This Left I Can’t Explain to My Daughter
Imaginary dialogue with a teenage girl
ISBN: 9788806254421
publisher: Einaudi
year: 2024
pages: 176
«“But are you still there?” The question takes me by surprise, not so much for the curiosity it expresses, but for the veil of menace it carries. “Where?”, I grumble. “But to the Left, no?”, she urges me, my daughter. “Well yes...”, I reply without thinking too much about it, unaware of the quagmire I’m getting myself into.”Why?”. “Why?!?”. Yes, why do I insist on staying in a place that no longer exists? ... A system of ideas and promises betrayed every day by those same people who say they still want to represent it? ...Something that, if it ever made sense, still failed to overcome the time barrier separating the 20th century from ‘our’ time, her and mine, the time in which we live today?».
In an imaginary dialogue with his teenage daughter, the author, a political scientist and a leading exponent of the Italian left, ventures into a difficult reflection on the past, from the’ 68 and the French May to the workers’ strikes in the large factories of northern Italy in the 1970s, to the dark years of terrorism.
Up to that great watershed that was the fall of the Berlin Wall, that 1989 that saw not only the dissolution of an ideal, which for more than half a century had seemed to represent the future, but the hands-down triumph of neo-liberalism and a form of totalising competitive individualism, where only monetary gain gave meaning to one’s existence.
And what about equality, proclaimed by all democratic constitutions?

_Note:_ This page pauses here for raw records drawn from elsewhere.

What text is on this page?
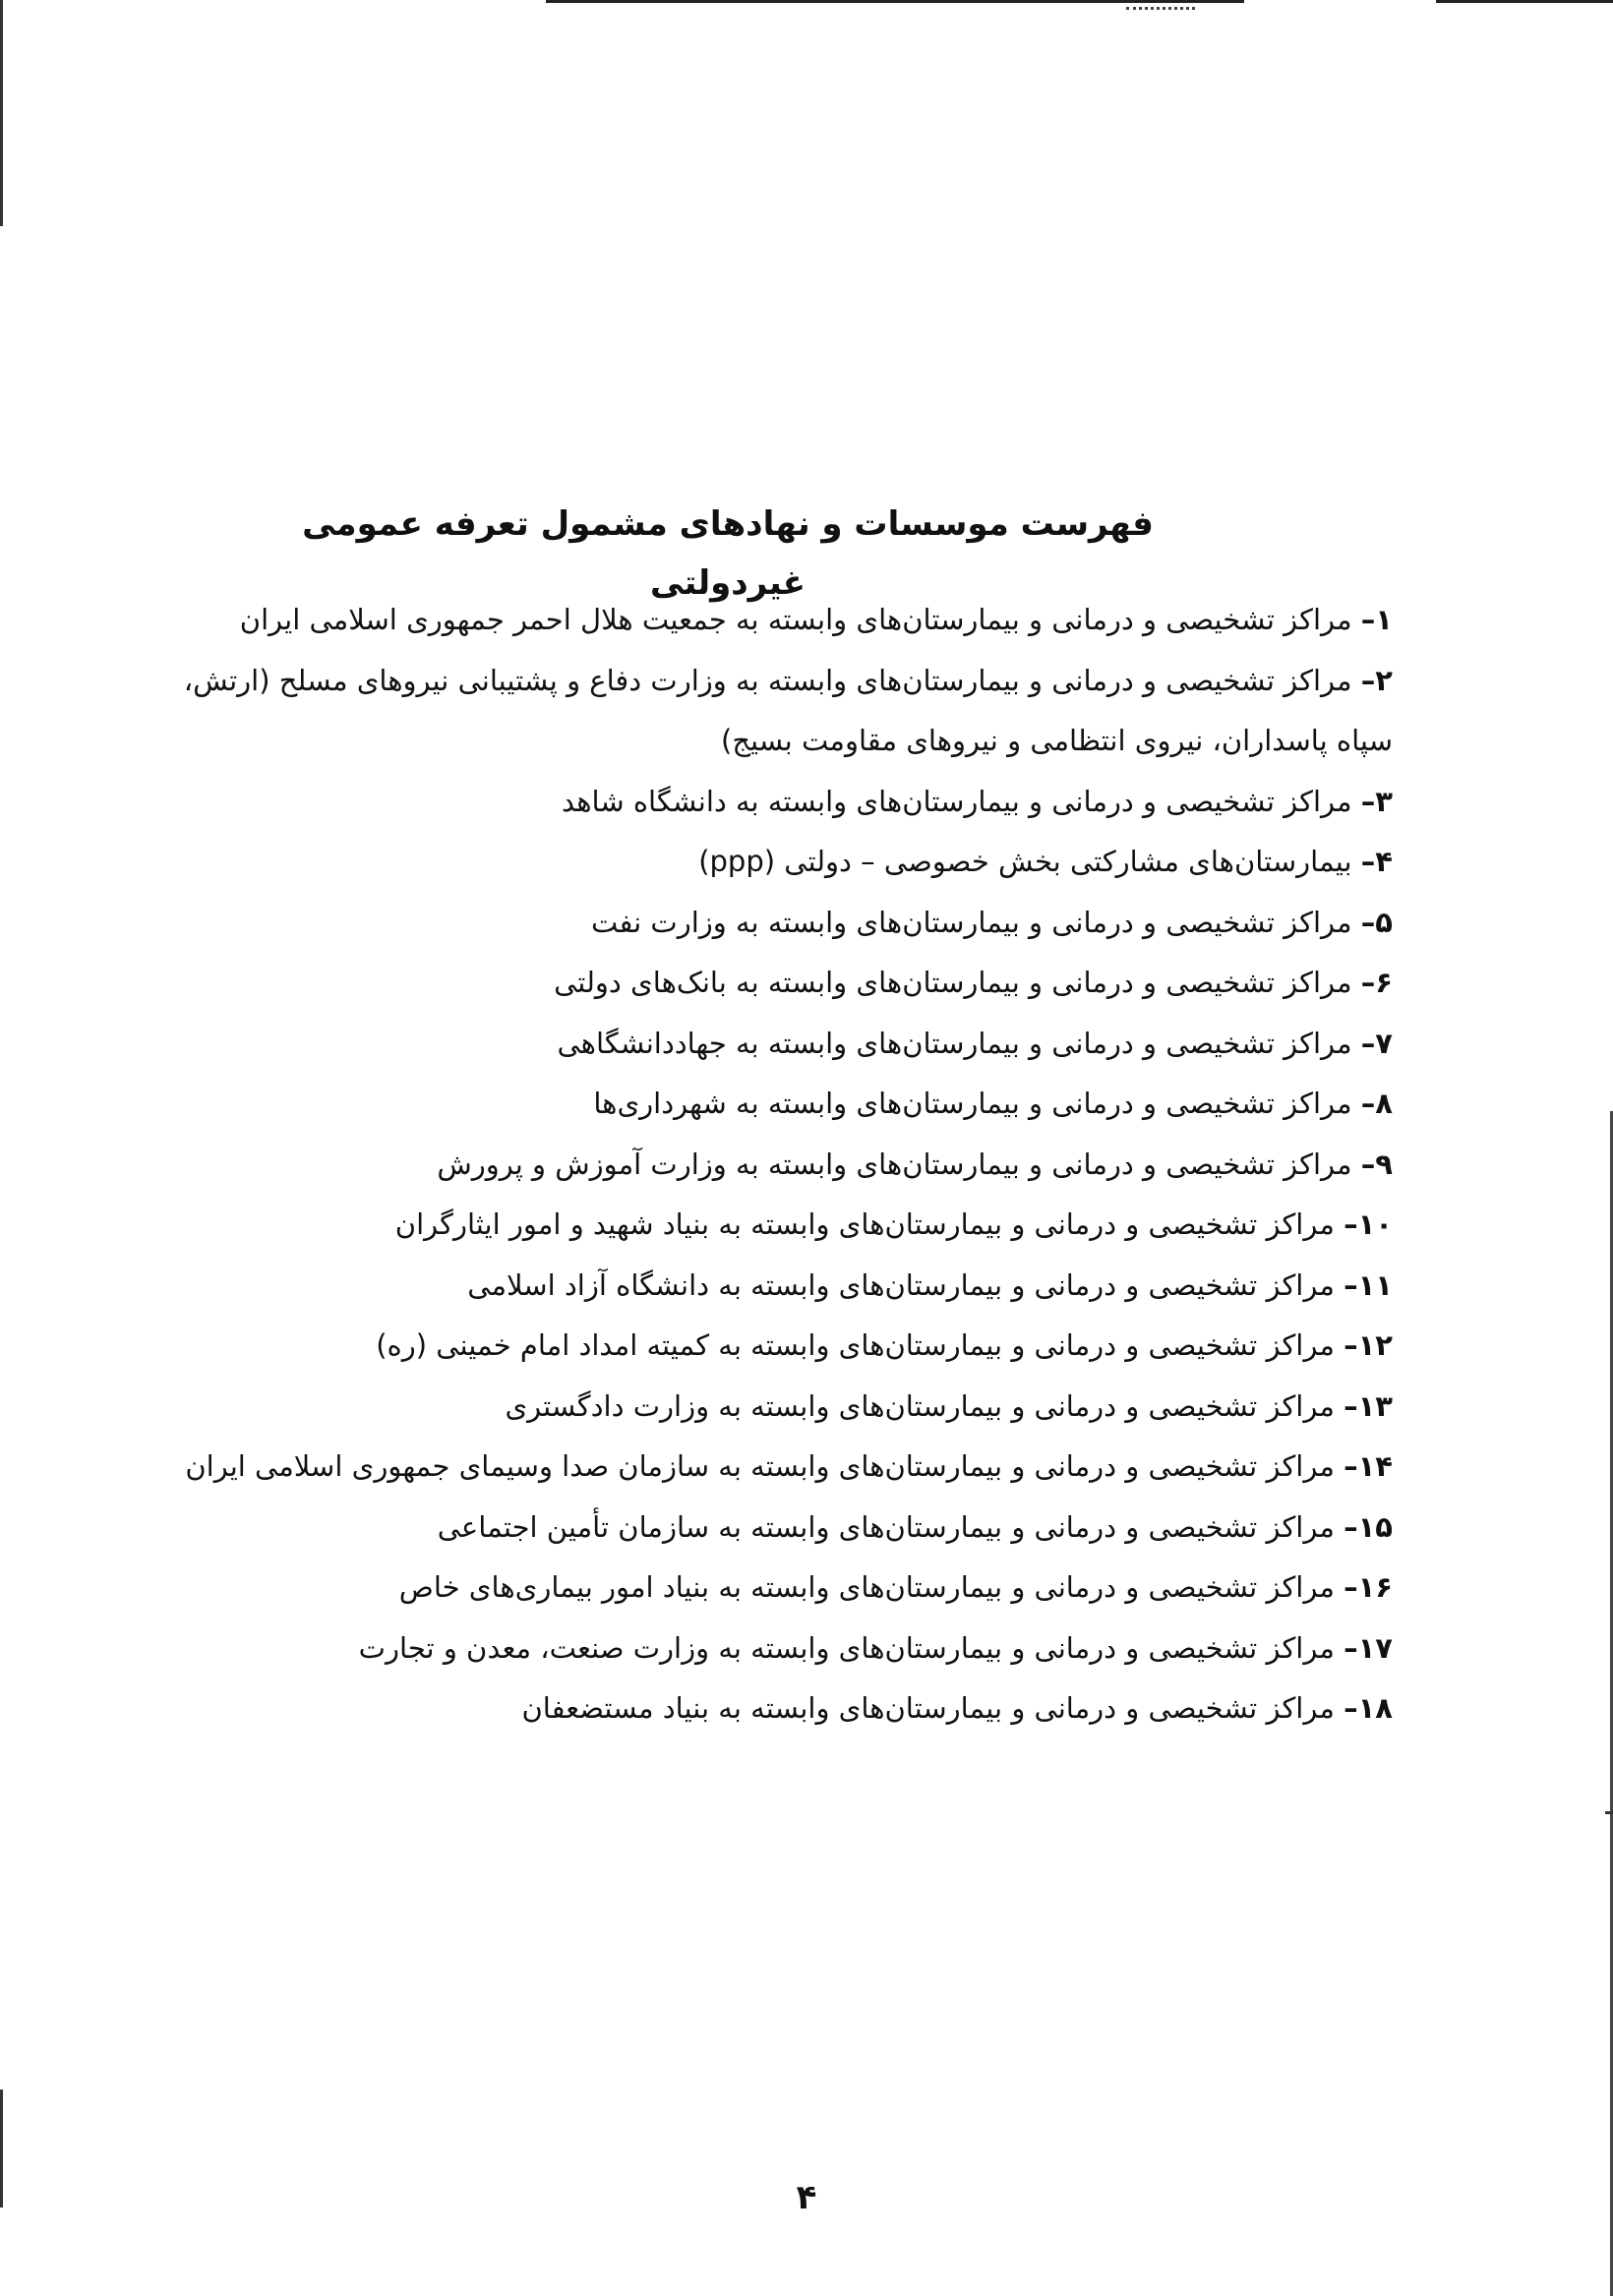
فهرست موسسات و نهادهای مشمول تعرفه عمومی غیردولتی
۱– مراکز تشخیصی و درمانی و بیمارستان‌های وابسته به جمعیت هلال احمر جمهوری اسلامی ایران
۲– مراکز تشخیصی و درمانی و بیمارستان‌های وابسته به وزارت دفاع و پشتیبانی نیروهای مسلح (ارتش،
سپاه پاسداران، نیروی انتظامی و نیروهای مقاومت بسیج)
۳– مراکز تشخیصی و درمانی و بیمارستان‌های وابسته به دانشگاه شاهد
۴– بیمارستان‌های مشارکتی بخش خصوصی – دولتی (ppp)
۵– مراکز تشخیصی و درمانی و بیمارستان‌های وابسته به وزارت نفت
۶– مراکز تشخیصی و درمانی و بیمارستان‌های وابسته به بانک‌های دولتی
۷– مراکز تشخیصی و درمانی و بیمارستان‌های وابسته به جهاددانشگاهی
۸– مراکز تشخیصی و درمانی و بیمارستان‌های وابسته به شهرداری‌ها
۹– مراکز تشخیصی و درمانی و بیمارستان‌های وابسته به وزارت آموزش و پرورش
۱۰– مراکز تشخیصی و درمانی و بیمارستان‌های وابسته به بنیاد شهید و امور ایثارگران
۱۱– مراکز تشخیصی و درمانی و بیمارستان‌های وابسته به دانشگاه آزاد اسلامی
۱۲– مراکز تشخیصی و درمانی و بیمارستان‌های وابسته به کمیته امداد امام خمینی (ره)
۱۳– مراکز تشخیصی و درمانی و بیمارستان‌های وابسته به وزارت دادگستری
۱۴– مراکز تشخیصی و درمانی و بیمارستان‌های وابسته به سازمان صدا وسیمای جمهوری اسلامی ایران
۱۵– مراکز تشخیصی و درمانی و بیمارستان‌های وابسته به سازمان تأمین اجتماعی
۱۶– مراکز تشخیصی و درمانی و بیمارستان‌های وابسته به بنیاد امور بیماری‌های خاص
۱۷– مراکز تشخیصی و درمانی و بیمارستان‌های وابسته به وزارت صنعت، معدن و تجارت
۱۸– مراکز تشخیصی و درمانی و بیمارستان‌های وابسته به بنیاد مستضعفان
۴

The common good as a social ideal?
«Gone are the myths and collective rituals, gone are the symbols and languages that founded identities... There remains, however, an indelible difference, firmly planted in the chaotic everyday life we live, between those of us who continue to suffer and be indignant at the sight of old and new inequalities, and those on the other side who live with them distractedly, or who theorise their natural necessity. Those who consider them an injustice to be removed, and those who consider them a status quo to be preserved».